# Arthroscopic capsular release - with a cpt code



## bella2

Hi,

I'm looking for some help with a cpt code for an arthroscopic capsular release
of the shoulder, I would really appreciate any advice given.

Thanks in advance,

Bella


----------



## coderguy1939

Depending on what is in the op report, probably 29825.


----------



## bella2

The note states a rupture in the anterior capsule, which was roughened and a release was performed ?


----------



## bella2

*2nd Request please help*

I'm still looking for more information on the capsular release of the shoulder arthroscopically, if 29825 is correct, does anyone have information stating that it is the correct code for the capsular release. I'm working a denial and need to show why this is the correct code.
Thanks in advance for any responses,
Bella


----------



## LTibbetts

Check the AAOS website archives.

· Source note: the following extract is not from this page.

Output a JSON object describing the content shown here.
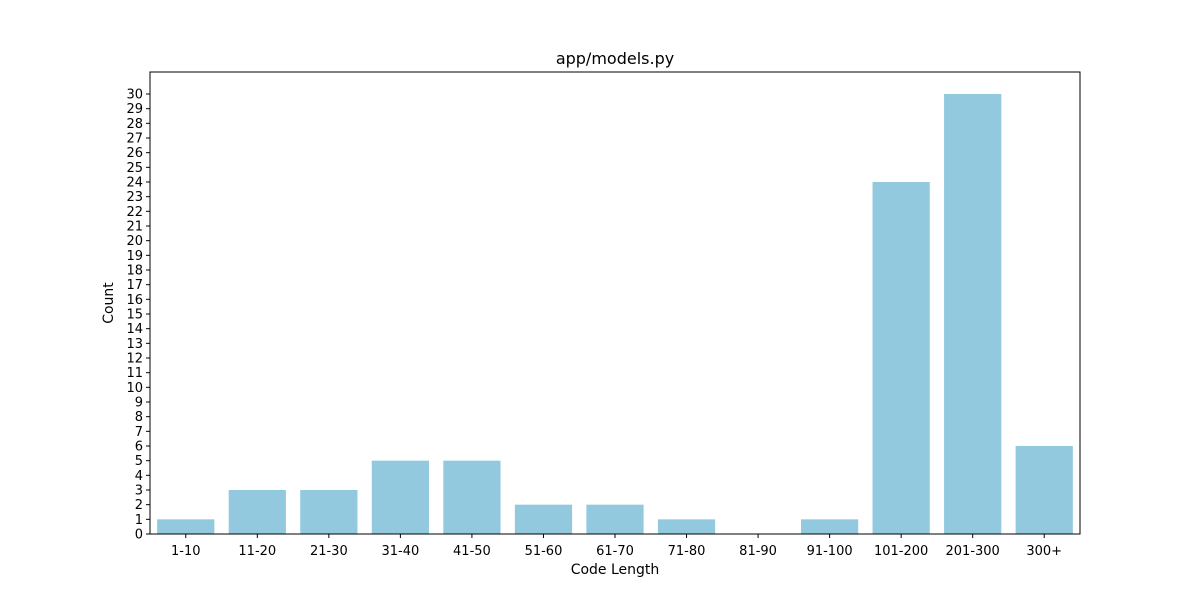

They probably have something there.


----------



## emkahu

According to one of the Ortho workshops I went to put on by Margie Scalley Vaught the code code be 29823.


----------



## slusserj

*help*

Can we charge 29823 and 29825 together?  I thought only 29823 could be done.


----------



## BLUCIANI

29825 Arthroscopy, shoulder, surgical; with lysis and resection of adhesions, with or without manipulation.
29823 extensive IS allowed however; 29822 limited is NOT allowed


----------